Inheritance tax receipts in the UK totaled approximately £5.32 billion in the financial year 2020/21, with this down slightly from the previous year’s peak of £5.36 billion.

Of course, inheritance tax remains an inherently controversial and complex levy and one that many people continue to misunderstand to their detriment.

In this post, we’ll look at the key facets of inheritance tax, while asking what you can expect as the beneficiary of an estate.

Do You Always Have to Pay Inheritance Tax?

If you own an estate, the good news is that you won’t be eligible to pay any inheritance tax (IHT) at all if its value is less than £325,000.

This is the minimum IHT threshold in the UK, and it means that the majority of households and estate owners won’t have to pay a levy on the cumulative value of their wealth or financial assets.

In instances where you intend to give your house to children or grandchildren, this minimum threshold increases to a whopping £500,000.
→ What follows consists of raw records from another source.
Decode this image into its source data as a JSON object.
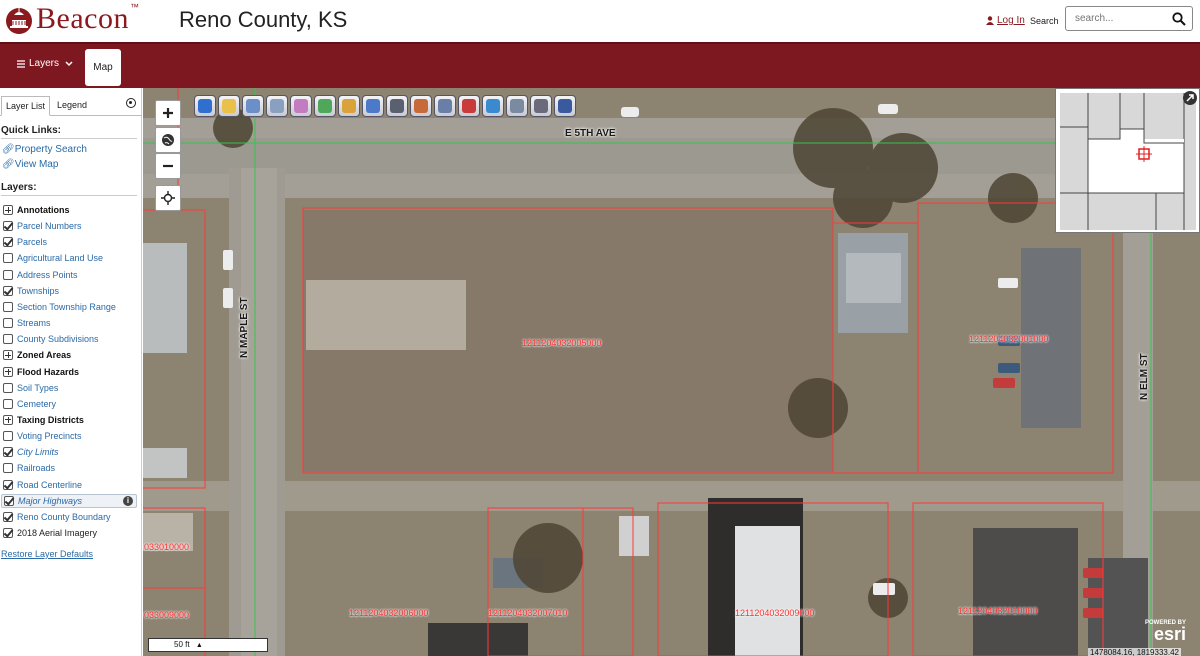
{
  "header": {
    "logo_text": "Beacon",
    "logo_tm": "™",
    "county": "Reno County, KS",
    "login_label": "Log In",
    "search_label": "Search",
    "search_placeholder": "search..."
  },
  "toolbar": {
    "layers_label": "Layers",
    "map_label": "Map"
  },
  "panel": {
    "tab_layer_list": "Layer List",
    "tab_legend": "Legend",
    "quick_links_heading": "Quick Links:",
    "quick_links": [
      "Property Search",
      "View Map"
    ],
    "layers_heading": "Layers:",
    "layers": [
      {
        "label": "Annotations",
        "state": "plus",
        "group": true
      },
      {
        "label": "Parcel Numbers",
        "state": "checked"
      },
      {
        "label": "Parcels",
        "state": "checked"
      },
      {
        "label": "Agricultural Land Use",
        "state": "unchecked"
      },
      {
        "label": "Address Points",
        "state": "unchecked"
      },
      {
        "label": "Townships",
        "state": "checked"
      },
      {
        "label": "Section Township Range",
        "state": "unchecked"
      },
      {
        "label": "Streams",
        "state": "unchecked"
      },
      {
        "label": "County Subdivisions",
        "state": "unchecked"
      },
      {
        "label": "Zoned Areas",
        "state": "plus",
        "group": true
      },
      {
        "label": "Flood Hazards",
        "state": "plus",
        "group": true
      },
      {
        "label": "Soil Types",
        "state": "unchecked"
      },
      {
        "label": "Cemetery",
        "state": "unchecked"
      },
      {
        "label": "Taxing Districts",
        "state": "plus",
        "group": true
      },
      {
        "label": "Voting Precincts",
        "state": "unchecked"
      },
      {
        "label": "City Limits",
        "state": "checked",
        "italic": true
      },
      {
        "label": "Railroads",
        "state": "unchecked"
      },
      {
        "label": "Road Centerline",
        "state": "checked"
      },
      {
        "label": "Major Highways",
        "state": "checked",
        "italic": true,
        "selected": true
      },
      {
        "label": "Reno County Boundary",
        "state": "checked"
      },
      {
        "label": "2018 Aerial Imagery",
        "state": "checked",
        "dark": true
      }
    ],
    "restore_label": "Restore Layer Defaults"
  },
  "map": {
    "street_labels": [
      "E 5TH AVE",
      "N MAPLE ST",
      "N ELM ST"
    ],
    "parcel_labels": [
      "1211204032005000",
      "1211204032001000",
      "1211204032006000",
      "1211204032007010",
      "1211204032009000",
      "1211204032010000",
      "033010000",
      "033009000"
    ],
    "scale_label": "50 ft",
    "coords": "1478084.16, 1819333.42",
    "esri_powered": "POWERED BY",
    "esri_logo": "esri",
    "tools": [
      "identify-icon",
      "select-icon",
      "zoom-select-icon",
      "pan-icon",
      "eraser-icon",
      "layer-select-icon",
      "pin-icon",
      "buffer-icon",
      "photo-icon",
      "abutters-icon",
      "magnify-icon",
      "draw-icon",
      "full-extent-icon",
      "print-icon",
      "export-icon",
      "save-icon"
    ]
  },
  "colors": {
    "brand": "#8a1a1d",
    "toolbar_bg": "#7d1820",
    "parcel_line": "#ff3030",
    "link": "#2a6aa6"
  }
}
It’s important to keep this in mind when valuing your estate and planning its initial distribution, as you can factor in the need to ‘gift’ money or property to beneficiaries ahead of time to negate the issue of taxation.

What About if Your Estate is Worth More Than £325,000 (or £500,000)?

OK, we hear you ask, but what happens when the value of your estate is higher than £325,000 (or £500,000 if you intend to give your property to minors)?

In these cases, your estate will be taxed at a basic IHT rate of 40%, with this payable by beneficiaries.

More specifically, individuals will pay 40% on the total value of what they receive as part of a last will and testament, with this representing a significant chunk of the overall payout.

This also reaffirms the importance of creating a formal will as part of the estate planning process. After all, an executor will pay the inheritance tax in instances where a will exists, whereas this burden falls on the administrator of the estate if no such document exists.

The Last Word – When Should You Expect to Receive Your Inheritance?

If you’re a beneficiary, you should note that the distribution of an estate can be a long and complex process (even when a will exists).

Also, while the inheritance tax needs to be paid in the six months after a benefactor’s death, the actual inheritance may not be paid until some time later (this can occasionally take up to a year).

So, it may be worth taking out an executor’s loan to cover the initial cost of paying IHT, enabling you to meet your legal requirements without creating short-term financial issues while waiting for your payout.

This can be incredibly helpful, especially when you’re also dealing with the emotional challenges caused by the various stages of grief.